Promotional single by Chris Brown featuring Justin Bieber and Ink

from the album Indigo
- Released: June 25, 2019
- Genre: R&B; soul; acoustic pop;
- Length: 3:25
- Label: RCA
- Songwriters: Christopher Brown; Justin Bieber; Atia "Ink" Boggs; Sheldon Ferguson; Jason Boyd; Donny Flores; Mark A. Pitts; Keith Thomas;
- Producer: Ferguson

Audio video
- "Don't Check on Me" on YouTube

= Don't Check on Me =

2019 promotional single by Chris Brown featuring Justin Bieber and INK

"Don't Check on Me" is a song by American singer Chris Brown, featuring vocals from Canadian singer Justin Bieber and American singer Ink.
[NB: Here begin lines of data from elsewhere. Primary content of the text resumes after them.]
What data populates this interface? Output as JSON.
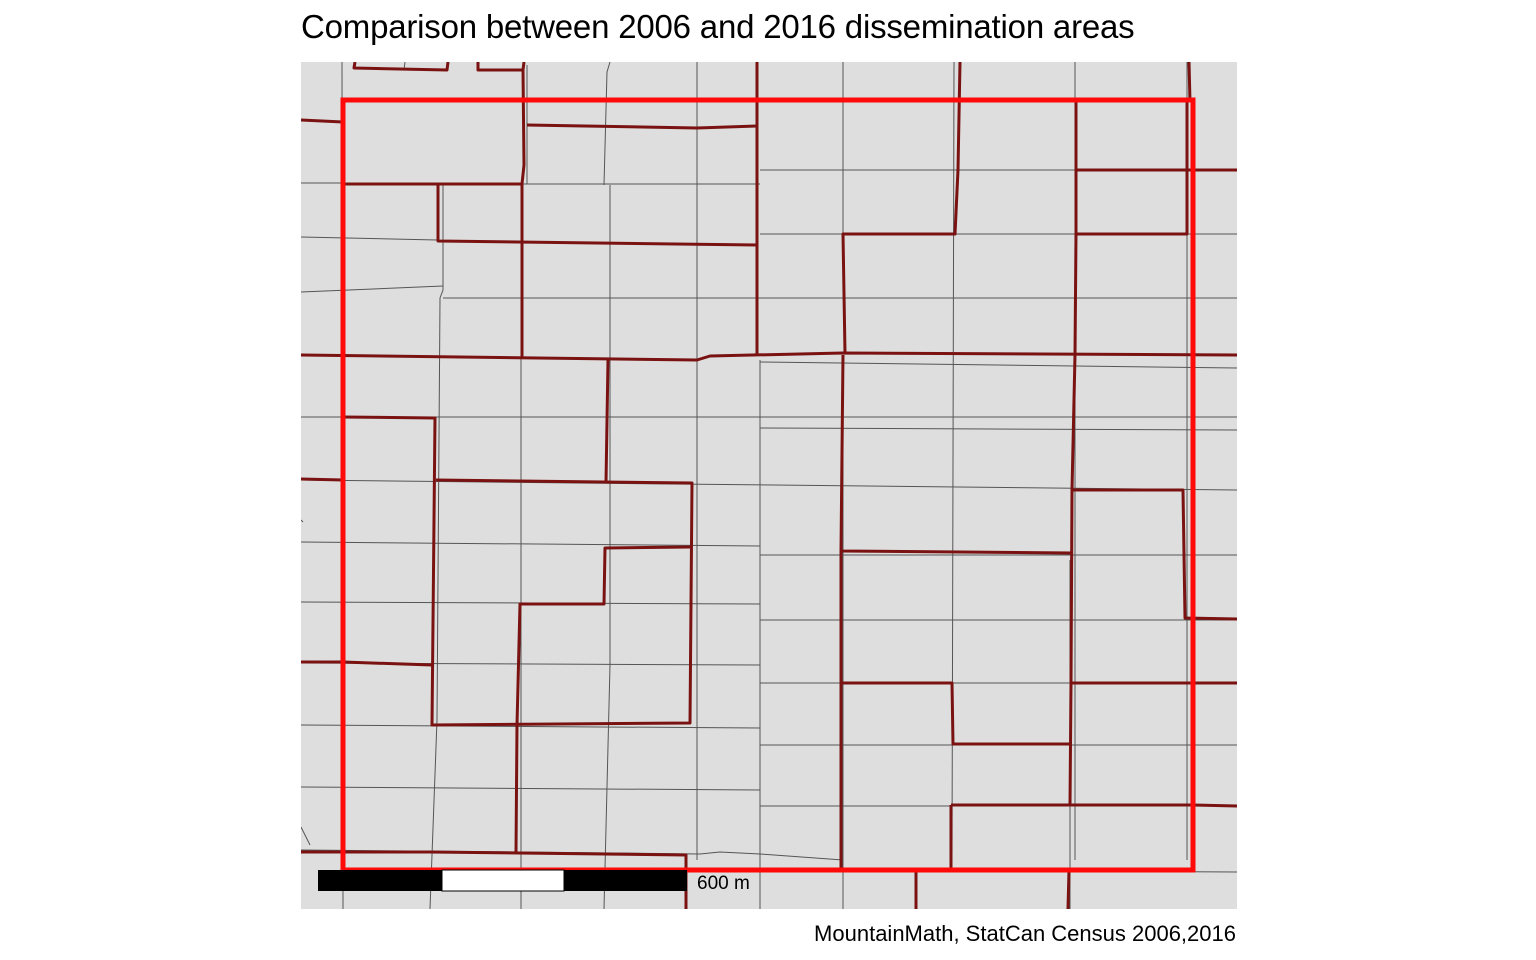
{
  "title": "Comparison between 2006 and 2016 dissemination areas",
  "caption": "MountainMath, StatCan Census 2006,2016",
  "scale_bar": {
    "label": "600 m",
    "segments": [
      "black",
      "white",
      "black"
    ]
  },
  "colors": {
    "panel_background": "#dedede",
    "da_2016_boundary": "#555555",
    "da_2006_boundary": "#7a1212",
    "comparison_region": "#ff0a0a",
    "scale_dark": "#000000",
    "scale_light": "#ffffff"
  },
  "layers": [
    {
      "id": "da-2016",
      "description_visible": false
    },
    {
      "id": "da-2006",
      "description_visible": false
    },
    {
      "id": "comparison-region",
      "description_visible": false
    }
  ]
}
It was released as a promotional single from Brown's ninth studio album, Indigo, on June 25, 2019.

==Background and composition==
The song features an acoustic guitar riff, similar to past songs such as Brown's "With You" and Bieber's "Love Yourself". It is the first collaboration between the two artists since 2011's "Next to You". The song's lyrical content concerns moving on from a past relationship, with both Brown, Bieber, and Ink advising their former lovers to stop checking in on them and that the relationship ended for a reason.

==Charts==

Chart performance for "Don't Check on Me"
| Chart (2019) | Peak position |
|---|---|
| Australia (ARIA) | 20 |
| Austria (Ö3 Austria Top 40) | 58 |
| Canada Hot 100 (Billboard) | 48 |
| Czech Republic Singles Digital (ČNS IFPI) | 79 |
| Denmark (Tracklisten) | 23 |
| Germany (GfK) | 93 |
| Greece (IFPI) | 43 |
| Ireland (IRMA) | 40 |
| Lithuania (AGATA) | 40 |
| Netherlands (Single Top 100) | 70 |
| New Zealand (Recorded Music NZ) | 13 |
| Norway (VG-lista) | 18 |
| Portugal (AFP) | 61 |
| Scotland Singles (Official Charts) | 81 |
| Sweden (Sverigetopplistan) | 52 |
| Switzerland (Schweizer Hitparade) | 48 |
| UK Singles (Official Charts) | 29 |
| UK Hip Hop/R&B (Official Charts) | 15 |
| US Billboard Hot 100 | 67 |
| US Rolling Stone Top 100 | 23 |

==Certifications==

Certifications for "Don't Check on Me"
| Region | Certification | Certified units/sales |
| Australia (ARIA) | Gold | 35,000^{‡} |
| Canada (Music Canada) | Gold | 40,000^{‡} |
| Denmark (IFPI Danmark) | Gold | 45,000^{‡} |
| New Zealand (RMNZ) | Platinum | 30,000^{‡} |
| United Kingdom (BPI) | Silver | 200,000^{‡} |
| United States (RIAA) | Gold | 500,000^{‡} |
^{‡} Sales+streaming figures based on certification alone.